Christus Victor!  God descended
To fulfil the Law's postponement.
Slain, He slew the death we died!
Christ is risen!  God ascended!
Sinners, purchased by atonement,
Rise with Christ, the Crucified!

Christ Triumphant!  Christus Victor!
Captives freed by hell's disruption
Soar like eagles taking wing!
Ransomed by the Liberator,
Slaves to sin and death's corruption
Gain new life in Christ the King!
            -- David L. Hatton, 11/21/95

Because of its heavy dependence on a realistic view of the Incarnation, this atonement theory has quietly influenced the development of my theological thinking. Yet, in general, I forgot my initial excitement in discovering it . . . until recently, when I saw the video clip of Brian Zahnd giving, “The Gospel in Chairs.” I encourage you to watch it, maybe more than one time. If it doesn’t immediately blow your mind, then ask yourself, “Does how I view and preach the Cross accurately represent the heart of the Heavenly Father who ‘so loved the world that he gave his only begotten son’?” You may find yourself reaching back to the minds and helpful illustrations of our early Christian ancestors for a balanced view of this mystery.

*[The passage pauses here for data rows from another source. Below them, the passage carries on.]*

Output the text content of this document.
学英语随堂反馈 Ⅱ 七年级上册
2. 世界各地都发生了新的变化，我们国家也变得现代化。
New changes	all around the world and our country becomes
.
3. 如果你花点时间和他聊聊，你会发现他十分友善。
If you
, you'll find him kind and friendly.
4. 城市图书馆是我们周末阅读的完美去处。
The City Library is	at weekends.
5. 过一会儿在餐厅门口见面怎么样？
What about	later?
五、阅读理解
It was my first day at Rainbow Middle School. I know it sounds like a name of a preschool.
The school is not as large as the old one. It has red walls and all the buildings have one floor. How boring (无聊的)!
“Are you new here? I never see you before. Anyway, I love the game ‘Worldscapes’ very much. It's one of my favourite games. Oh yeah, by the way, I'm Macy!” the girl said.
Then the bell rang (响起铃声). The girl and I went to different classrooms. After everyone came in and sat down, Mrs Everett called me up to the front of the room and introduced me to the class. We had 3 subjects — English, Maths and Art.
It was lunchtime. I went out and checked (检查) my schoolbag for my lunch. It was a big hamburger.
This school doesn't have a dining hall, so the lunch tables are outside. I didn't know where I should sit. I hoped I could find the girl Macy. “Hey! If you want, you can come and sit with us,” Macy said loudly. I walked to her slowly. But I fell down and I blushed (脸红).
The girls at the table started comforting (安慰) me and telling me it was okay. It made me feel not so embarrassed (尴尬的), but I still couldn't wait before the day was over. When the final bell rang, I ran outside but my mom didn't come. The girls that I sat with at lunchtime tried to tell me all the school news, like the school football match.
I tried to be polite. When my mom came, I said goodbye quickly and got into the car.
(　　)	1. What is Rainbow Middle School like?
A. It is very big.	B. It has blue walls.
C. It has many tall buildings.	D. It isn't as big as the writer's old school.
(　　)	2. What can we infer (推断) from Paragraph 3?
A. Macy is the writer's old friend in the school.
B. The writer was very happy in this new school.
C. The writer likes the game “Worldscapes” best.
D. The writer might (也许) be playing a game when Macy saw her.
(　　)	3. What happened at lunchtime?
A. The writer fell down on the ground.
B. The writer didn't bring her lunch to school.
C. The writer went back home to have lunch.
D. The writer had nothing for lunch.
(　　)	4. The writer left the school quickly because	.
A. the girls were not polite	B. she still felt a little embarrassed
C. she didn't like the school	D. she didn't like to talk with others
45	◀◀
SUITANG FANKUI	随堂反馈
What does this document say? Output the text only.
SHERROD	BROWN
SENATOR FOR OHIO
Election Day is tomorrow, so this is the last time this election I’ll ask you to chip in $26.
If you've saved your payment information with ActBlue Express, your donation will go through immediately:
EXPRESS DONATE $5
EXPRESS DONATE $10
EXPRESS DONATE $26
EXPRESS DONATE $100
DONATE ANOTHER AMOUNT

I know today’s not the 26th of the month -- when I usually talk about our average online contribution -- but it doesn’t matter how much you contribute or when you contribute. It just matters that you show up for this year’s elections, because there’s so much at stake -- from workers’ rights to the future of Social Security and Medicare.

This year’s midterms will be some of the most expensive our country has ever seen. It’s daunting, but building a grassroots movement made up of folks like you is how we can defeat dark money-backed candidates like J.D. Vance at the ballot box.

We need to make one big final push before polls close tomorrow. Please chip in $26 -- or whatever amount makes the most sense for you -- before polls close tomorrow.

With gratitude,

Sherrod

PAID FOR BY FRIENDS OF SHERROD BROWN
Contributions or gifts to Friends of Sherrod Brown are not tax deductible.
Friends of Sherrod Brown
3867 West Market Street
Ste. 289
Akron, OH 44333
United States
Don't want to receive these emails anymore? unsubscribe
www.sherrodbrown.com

It’s important to approach unfathomable mysteries in the Christian faith with deep reverence and godly humility. Glib confidence and sometimes outright cockiness in Christians mouthing their beliefs may not only be a turn-off for the prospective convert, but a point of great future embarrassment, or even tears of regret, in the presence of our risen, conquering King, Christus Victor.